Dm_Kosh ВА.С.П 20.10.23 в 08:53

Огр 2 (главы из романа)

...И вот, солдат ищет последнее, самое главное, обещанную любовь, но находит вместо возлюбленной — а что еще любовь мира, как не взаимность любимой женщины — ветра и сквозняки, тщету и развалы тряпья на обочине. Все что угодно, но только не ее, окаянную, видит несчастный солдат.

Зал потихоньку начал шевелиться, принимал вертикальное положение, осторожно хихикал.

Пока я продолжал описывать кунштюки незадачливого дембеля, попавшего то ли домой, то ли в подводное царство, словно Садко — определить предлагалось читателю — зал проснулся практически весь. Тут уже и я дошел до финала.

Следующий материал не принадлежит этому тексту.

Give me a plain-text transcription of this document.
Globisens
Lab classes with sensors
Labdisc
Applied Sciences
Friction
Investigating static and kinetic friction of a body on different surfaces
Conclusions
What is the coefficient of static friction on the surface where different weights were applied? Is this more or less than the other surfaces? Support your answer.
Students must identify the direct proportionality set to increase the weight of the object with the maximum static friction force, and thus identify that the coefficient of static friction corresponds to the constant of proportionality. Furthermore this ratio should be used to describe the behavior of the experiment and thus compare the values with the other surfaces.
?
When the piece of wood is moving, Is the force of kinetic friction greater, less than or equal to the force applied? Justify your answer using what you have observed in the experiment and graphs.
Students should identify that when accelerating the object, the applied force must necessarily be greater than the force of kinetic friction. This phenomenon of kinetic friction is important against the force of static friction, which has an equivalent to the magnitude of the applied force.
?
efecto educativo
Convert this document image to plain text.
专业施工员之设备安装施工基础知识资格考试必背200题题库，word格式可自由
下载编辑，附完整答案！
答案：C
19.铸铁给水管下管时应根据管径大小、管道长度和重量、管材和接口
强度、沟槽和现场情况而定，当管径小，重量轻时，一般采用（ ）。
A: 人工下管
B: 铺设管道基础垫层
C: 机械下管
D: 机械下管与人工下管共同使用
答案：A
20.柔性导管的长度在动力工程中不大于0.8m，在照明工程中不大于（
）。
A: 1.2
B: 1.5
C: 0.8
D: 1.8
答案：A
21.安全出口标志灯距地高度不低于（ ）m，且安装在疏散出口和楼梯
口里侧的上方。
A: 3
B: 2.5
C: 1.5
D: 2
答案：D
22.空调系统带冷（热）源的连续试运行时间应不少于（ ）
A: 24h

Все вынырнулось и свелось к последней сцене — сцене тоски и надежды, сцене, когда солдат покрывает последню стометровку до дома, ставшего постылым колодцем, пытаясь забыть предыдущие три километра, на которых он тщетно пытался найти обещанную удивительную жизнь. Не в первый раз. И опять не нашел. Такой жизни нет? Он ее придумал сам? У кого и как спросить, кто скажет правду?

Возле его дома тоже есть воинская часть. Он встречает возле нее солдата. Тот курит с конвертом в руках, и смотрит мимо него. И в нем, в солдате с сигаретой и письмом из дома, есть то, что два года назад дембель потерял. То, что искал сегодня... И дембель — солдату завидует.

Там было счастье — получать посланье, бывал у нас такой счастливый час. что нам напишут — мы прекрасно знали, что мы напишем — дома тоже знали, и там и тут — мы все прекрасно знали: письмо пошлешь, и жизнь изменишь в раз... два года писем я не жду в конвертах, два года писем никуда не шлю, жизнь превратилась в скучного субъекта, которого с большим трудом терплю. Не говорите: «полно спорить с веком» — я не хочу терпеть такое чмо! Чтоб изменилось что-то с человеком, кому, куда, о чем послать письмо?!

Что написать? А вот и дом и улица, к нему подобна финишной прямой, солдат на повороте не накурится, он думает: «и мне пора домой», а я канаю мимо уж два года как, не зная ни заботы, ни любви, к тому, к чему приду — унылым комнатам. Навстречу тихо едут «Жигули». В салоне «Жигуля» места все заняты, с блондинкой безмятежной за рулем, она смеется, дама молодая, и... жигуль проедет нас и повернем, за ней обратно наши буйны головы, сменив перед глазами скучный пласт. Чтобы в него забралось нечто новое, что тоже... удивление... отдаст«.

Я закончил и поклонился. Секунду зал молчал, потом вдруг взорвался аплодисментами и... я услышал вопли: «Браво! Браво-о! Браво-о-о!!! Би-ис!»

Вокруг забликолвали вспышки фотоаппаратов, словно высекаемые о воздух искры. Меня фотографировали? Зал, как дремавший улей, в который сунули палку вдруг зажужжал, пришел в движение, ладоши людей усиленно колотили друг о дружку. Вдруг я почувствовал себя легче на 100 киллограмм при моих семидясети пяти. Показалось, что меня приподняло над сценой и я поспешно задвигался к сходням, как пушинка по ветру... Аплодисменты стихли, лишь когда я добрался в зале до своего ряда Пока шел к креслам, на меня озирались, народ показывал пальцем и перешептывался. Меня сопровождали удивленные и восхищенные взгляды.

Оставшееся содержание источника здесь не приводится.